Thanks jon for loading my plate! :) I plan to finish reading the paper later today. Need to recall past discussions and how the paper relates. But with initial reading, it made me recall the proposal I wrote in 2006:

https://tools.ietf.org/html/draft-santos-dkim-rcvd-00

related to potential delayed verification timing problems with expired and revoked keys. It served as a partial DKIM support as a migration method for MDAs who may not yet implemented DKIM verification. Back then, deployment was still low. Basically, a "DKIM-Received:" header would added by the MDA.

  DKIM-Received:
           rt=<DKIM-timestamp>;    # Current time msg was received.
           sd=<selector-data>;     # Selector DNS record Data.
           [vt=<DKIM-timestamp>;]  # Current time msg was validated.


--
HLS


On 10/2/2019 3:29 PM, Jon Callas wrote:
I know that I've written about this before, so please bear with me a bit. A 
continuing concern of mine is the way that DKIM contributes to overall 
surveillance smog that the Internet has.

When we designed DKIM, this was something we considered; it was a concern. It 
wasn't so big a concern that we thought it should derail DKIM, and it wasn't 
even a concern when it was taken over by the IETF. Nonetheless, it was an 
issue, is an issue, and becomes a bigger issue nearly every day. The most 
notorious failure here is the Podesta email dump, where the stolen emails were 
verified against the DKIM signatures. This is precisely what we didn't want to 
happen -- that DKIM was used for things beyond fighting inauthentic emails. We 
ought to do something, the question is what.

When I think about how to reduce the tracking and surveillance issues, the 
solution space includes: (1) Better management of the keys (e.g. lifecycle 
management of some sort); (2) Better management of the emails (e.g. strip out 
surveillance-friendly headers in an MDA between the MTA and MUA -- think 
procmail filter that removes information leaks); (3) Better crypto. If I wave 
my magic wand and can cause software to appear and be deployed, I'd do them 
all. None of them are perfect. A crawler that would collect all DKIM keys would 
blunt the benefits of better key management; building and deploying better 
header handling is a huge task; better crypto needs an addendum to the DKIM 
standard.

Nonetheless, I recently came across an interesting article, "KeyForge: Mitigating Email Breaches 
with Forward-Forgeable Signatures". It's on the IACR eprint archive at 
<https://eprint.iacr.org/2019/390.pdf>. I think that everyone here should look at it. The TL;DR is 
that they have a signing mechanism that blunts attributable signatures and introduces some interesting 
new concepts. They call it, "Delayed universal forgeability." Yes, that's vague, and it's my 
point; consider that an advert for the paper. It's an interesting way to look at better crypto that 
allows for spam-fighting without open-ended tracking.

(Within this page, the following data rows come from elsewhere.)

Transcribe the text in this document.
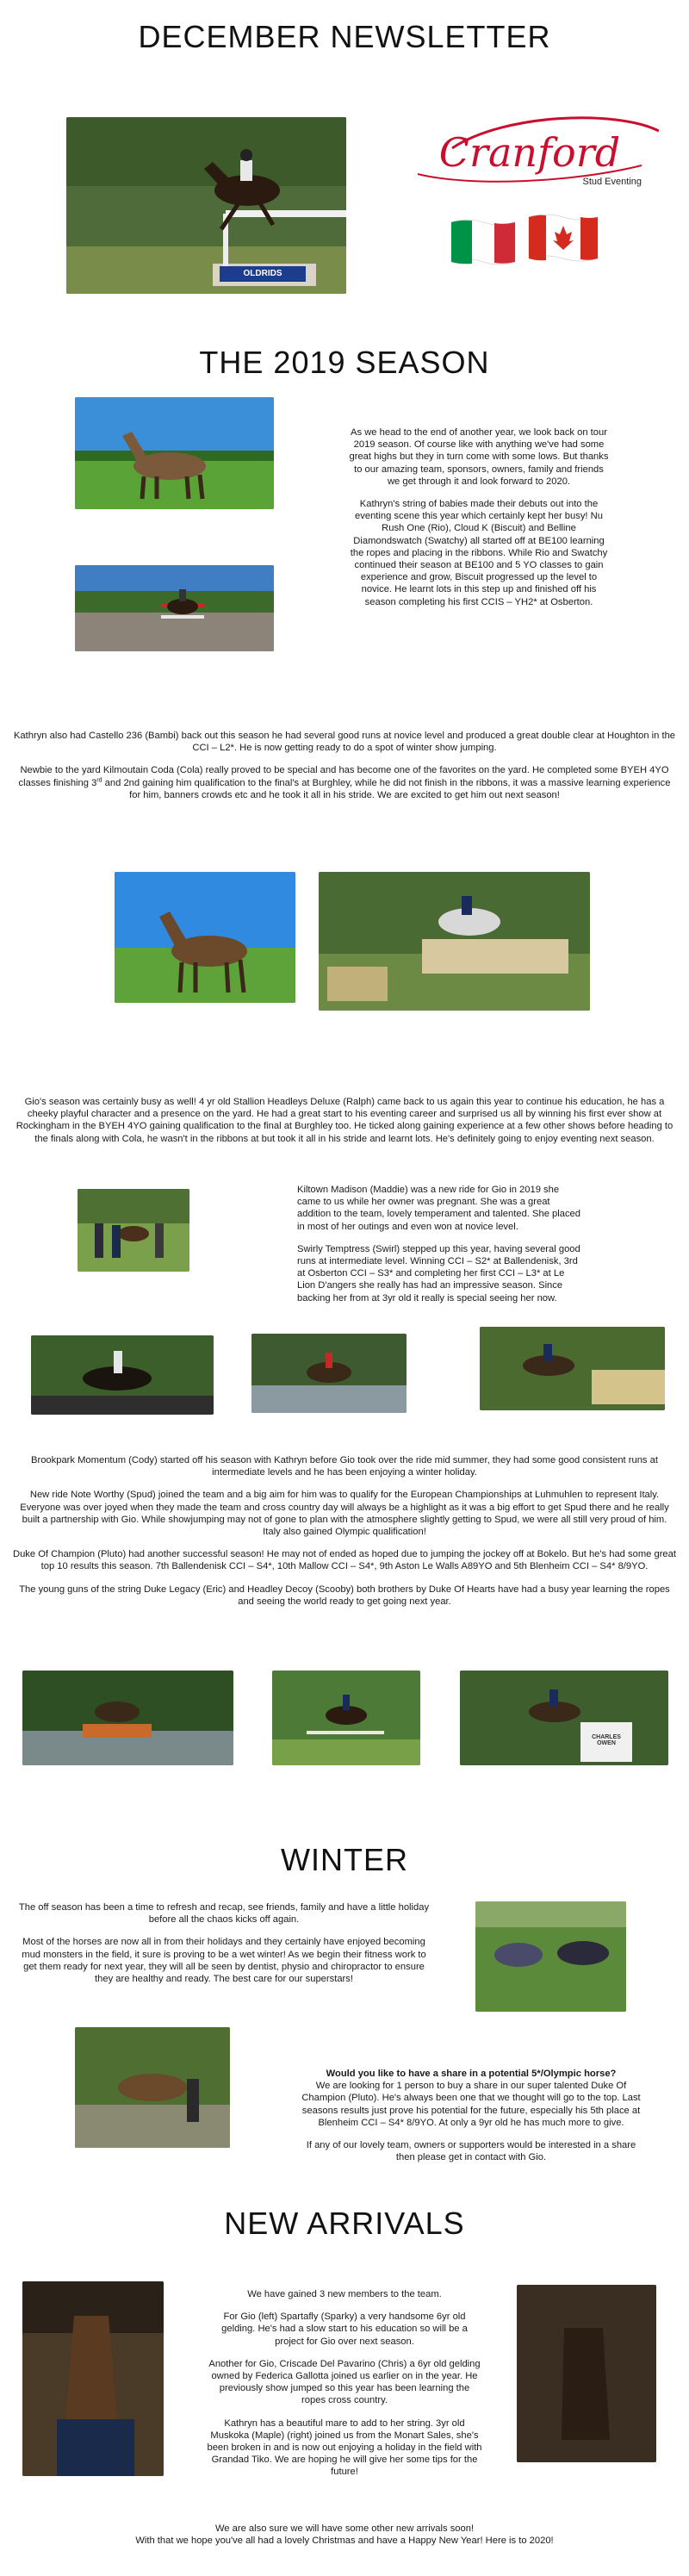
DECEMBER NEWSLETTER
OLDRIDS
Cranford
Stud Eventing
THE 2019 SEASON

As we head to the end of another year, we look back on tour 2019 season. Of course like with anything we've had some great highs but they in turn come with some lows. But thanks to our amazing team, sponsors, owners, family and friends we get through it and look forward to 2020.

Kathryn's string of babies made their debuts out into the eventing scene this year which certainly kept her busy! Nu Rush One (Rio), Cloud K (Biscuit) and Belline Diamondswatch (Swatchy) all started off at BE100 learning the ropes and placing in the ribbons. While Rio and Swatchy continued their season at BE100 and 5 YO classes to gain experience and grow, Biscuit progressed up the level to novice. He learnt lots in this step up and finished off his season completing his first CCIS – YH2* at Osberton.

Kathryn also had Castello 236 (Bambi) back out this season he had several good runs at novice level and produced a great double clear at Houghton in the CCI – L2*. He is now getting ready to do a spot of winter show jumping.

Newbie to the yard Kilmoutain Coda (Cola) really proved to be special and has become one of the favorites on the yard. He completed some BYEH 4YO classes finishing 3rd and 2nd gaining him qualification to the final's at Burghley, while he did not finish in the ribbons, it was a massive learning experience for him, banners crowds etc and he took it all in his stride. We are excited to get him out next season!

Gio's season was certainly busy as well! 4 yr old Stallion Headleys Deluxe (Ralph) came back to us again this year to continue his education, he has a cheeky playful character and a presence on the yard. He had a great start to his eventing career and surprised us all by winning his first ever show at Rockingham in the BYEH 4YO gaining qualification to the final at Burghley too. He ticked along gaining experience at a few other shows before heading to the finals along with Cola, he wasn't in the ribbons at but took it all in his stride and learnt lots. He's definitely going to enjoy eventing next season.

Kiltown Madison (Maddie) was a new ride for Gio in 2019 she came to us while her owner was pregnant. She was a great addition to the team, lovely temperament and talented. She placed in most of her outings and even won at novice level.

Swirly Temptress (Swirl) stepped up this year, having several good runs at intermediate level. Winning CCI – S2* at Ballendenisk, 3rd at Osberton CCI – S3* and completing her first CCI – L3* at Le Lion D'angers she really has had an impressive season. Since backing her from at 3yr old it really is special seeing her now.

Brookpark Momentum (Cody) started off his season with Kathryn before Gio took over the ride mid summer, they had some good consistent runs at intermediate levels and he has been enjoying a winter holiday.

New ride Note Worthy (Spud) joined the team and a big aim for him was to qualify for the European Championships at Luhmuhlen to represent Italy. Everyone was over joyed when they made the team and cross country day will always be a highlight as it was a big effort to get Spud there and he really built a partnership with Gio. While showjumping may not of gone to plan with the atmosphere slightly getting to Spud, we were all still very proud of him. Italy also gained Olympic qualification!

Duke Of Champion (Pluto) had another successful season! He may not of ended as hoped due to jumping the jockey off at Bokelo. But he's had some great top 10 results this season. 7th Ballendenisk CCI – S4*, 10th Mallow CCI – S4*, 9th Aston Le Walls A89YO and 5th Blenheim CCI – S4* 8/9YO.

The young guns of the string Duke Legacy (Eric) and Headley Decoy (Scooby) both brothers by Duke Of Hearts have had a busy year learning the ropes and seeing the world ready to get going next year.

CHARLES OWEN
WINTER

The off season has been a time to refresh and recap, see friends, family and have a little holiday before all the chaos kicks off again.

Most of the horses are now all in from their holidays and they certainly have enjoyed becoming mud monsters in the field, it sure is proving to be a wet winter! As we begin their fitness work to get them ready for next year, they will all be seen by dentist, physio and chiropractor to ensure they are healthy and ready. The best care for our superstars!

Would you like to have a share in a potential 5*/Olympic horse?

We are looking for 1 person to buy a share in our super talented Duke Of Champion (Pluto). He's always been one that we thought will go to the top. Last seasons results just prove his potential for the future, especially his 5th place at Blenheim CCI – S4* 8/9YO. At only a 9yr old he has much more to give.

If any of our lovely team, owners or supporters would be interested in a share then please get in contact with Gio.

NEW ARRIVALS

We have gained 3 new members to the team.

For Gio (left) Spartafly (Sparky) a very handsome 6yr old gelding. He's had a slow start to his education so will be a project for Gio over next season.

Another for Gio, Criscade Del Pavarino (Chris) a 6yr old gelding owned by Federica Gallotta joined us earlier on in the year. He previously show jumped so this year has been learning the ropes cross country.

Kathryn has a beautiful mare to add to her string. 3yr old Muskoka (Maple) (right) joined us from the Monart Sales, she's been broken in and is now out enjoying a holiday in the field with Grandad Tiko. We are hoping he will give her some tips for the future!

We are also sure we will have some other new arrivals soon!

With that we hope you've all had a lovely Christmas and have a Happy New Year! Here is to 2020!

I don't know that their solution is the answer, but I do know that it's asking 
the right questions. In 2005-7, we were concerned about surveillance smog, but 
we didn't have a good answer (or even consensus, but this was pre-Snowden). The 
stated answer of the day was proper key management of keys, but it's not clear 
that anyone has ever deleted a DKIM key out of DNS. (Okay, I'm exaggerating for 
effect.) They have very good comments about that; I'm not sure I agree, but I 
really like what they're saying. We also briefly considered some sort of ring 
or group signature to blunt attribution. That a mediocre mitigation at best, 
and one of our core goals was to boil the crypto down to essentials, using bare 
keys rather than certs or any other uniforms for the keys. It's DKIM, not DCIM.

I think their signatures take that *intent* -- a mix of math and operation -- 
and creates something really worth considering. Even if it's not the answer, 
the questions that we punted on in 2005 are vital for 2020 and beyond.

Thus, any discussion of it is good. I really liked it. Please read it.